Is Bruce Mccandless Co State Veterans Safe?

Based on CMS inspection data, BRUCE MCCANDLESS CO STATE VETERANS NURSING HOME has documented safety concerns. The facility has 1 substantiated abuse finding (meaning confirmed case of resident harm by staff or other residents). The facility has a 1-star overall rating and ranks #100 of 100 nursing homes in Colorado. Families considering this facility should ask detailed questions about what corrective actions have been taken since these incidents.

Do Nurses at Bruce Mccandless Co State Veterans Stick Around?

Staff turnover at BRUCE MCCANDLESS CO STATE VETERANS NURSING HOME is high. At 64%, the facility is 18 percentage points above the Colorado average of 46%. Registered Nurse turnover is particularly concerning at 64%. RNs handle complex medical decisions and coordinate care — frequent RN changes can directly impact care quality. High turnover means new staff may not know residents' individual needs, medications, or preferences. It can also be disorienting for residents, especially those with dementia who rely on familiar faces. Families should ask: What is causing the turnover? What retention programs are in place? How do you ensure care continuity during staff transitions?

Was Bruce Mccandless Co State Veterans Ever Fined?

BRUCE MCCANDLESS CO STATE VETERANS NURSING HOME has no federal fines on record. CMS issues fines when nursing homes fail to meet care standards or don't correct problems found during inspections. The absence of fines suggests the facility has either maintained compliance or corrected any issues before penalties were assessed. This is a positive indicator, though families should still review recent inspection reports for the full picture.

Is Bruce Mccandless Co State Veterans on Any Federal Watch List?

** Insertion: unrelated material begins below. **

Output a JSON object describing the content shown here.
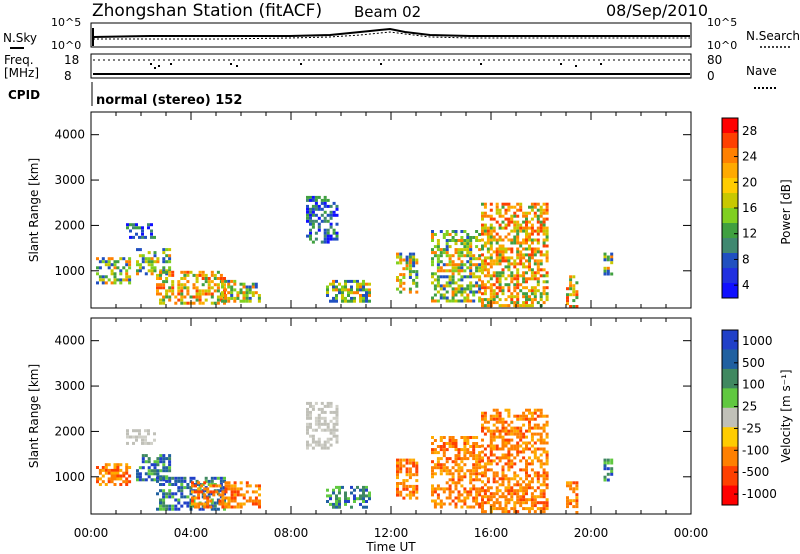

BRUCE MCCANDLESS CO STATE VETERANS NURSING HOME is not on any federal watch list. The most significant is the Special Focus Facility (SFF) program, which identifies the bottom 1% of nursing homes nationally based on persistent, serious quality problems. Not being on this list means the facility has avoided the pattern of deficiencies that triggers enhanced federal oversight. This is a positive indicator, though families should still review the facility's inspection history directly.